La base molecular de la atrofia muscular espinal (SMA), un trastorno neuromuscular recesivo autosómico, es la pérdida homocigótica del gen de neuronas motoras de supervivencia 1 (SMN1). Una copia casi idéntica del gen SMN1, llamado SMN2, modula la gravedad de la enfermedad. La diferencia funcional entre ambos genes es una mutación traduccionalmente silenciosa que, sin embargo, altera un potenciador de corte y empalme exónico que causa el salto del exón 7 en la mayoría de los transcritos de SMN2. Solamente el 10% de los transcritos de SMN2 codifican proteína de longitud completa funcional idéntica a SMN1. La proteína SMN1 desempeña un papel bien establecido en el ensamblaje del espliceosoma y también puede mediar el tráfico de ARNm en el axón y el extremo nervioso de las neuronas.
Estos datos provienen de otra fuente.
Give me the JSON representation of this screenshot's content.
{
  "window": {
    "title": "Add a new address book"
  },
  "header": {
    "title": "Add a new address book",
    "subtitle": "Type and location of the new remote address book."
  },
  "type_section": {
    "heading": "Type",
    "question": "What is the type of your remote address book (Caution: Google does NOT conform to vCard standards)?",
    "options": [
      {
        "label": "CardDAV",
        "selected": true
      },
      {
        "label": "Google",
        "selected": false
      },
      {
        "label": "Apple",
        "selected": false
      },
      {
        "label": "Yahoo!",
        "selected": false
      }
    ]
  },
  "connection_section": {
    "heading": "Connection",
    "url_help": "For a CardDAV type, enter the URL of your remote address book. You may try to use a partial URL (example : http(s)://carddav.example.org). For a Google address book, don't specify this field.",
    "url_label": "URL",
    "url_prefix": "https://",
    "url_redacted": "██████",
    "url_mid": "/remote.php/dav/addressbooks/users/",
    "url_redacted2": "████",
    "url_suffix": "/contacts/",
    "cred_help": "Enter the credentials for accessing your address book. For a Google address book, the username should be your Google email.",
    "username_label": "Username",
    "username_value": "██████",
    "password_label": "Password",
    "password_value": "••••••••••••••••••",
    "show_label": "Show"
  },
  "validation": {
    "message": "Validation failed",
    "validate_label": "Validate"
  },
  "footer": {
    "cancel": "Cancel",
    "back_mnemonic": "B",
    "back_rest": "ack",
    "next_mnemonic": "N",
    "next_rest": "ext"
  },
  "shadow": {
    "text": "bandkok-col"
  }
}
El CNTF (factor neurotrófico ciliar) es una neurocitoquina expresada por células de la glía en nervios periféricos y el sistema nervioso central. El CNTF está reconocido generalmente por su función en el soporte y supervivencia de tipos celulares no neuronales y neuronales. Véase, por ejemplo, Vergara, C y Ramirez, B; Brain Res, Brain Res. Rev. 2004; 47:161-73.
Sonic hedgehog (Shh) controla importantes procesos del desarrollo, incluyendo supervivencia de células neuronales y de la glía.
La eritropoyetina (EPO) es un regulador principal de células progenitoras eritroides. Sin embargo, se expresa de forma funcional en el sistema nervioso y se ha informado que tiene efectos neuroprotectores. Véase, por ejemplo, Bartesaghi, S., 2005. Neurotoxicology, 26:923-8.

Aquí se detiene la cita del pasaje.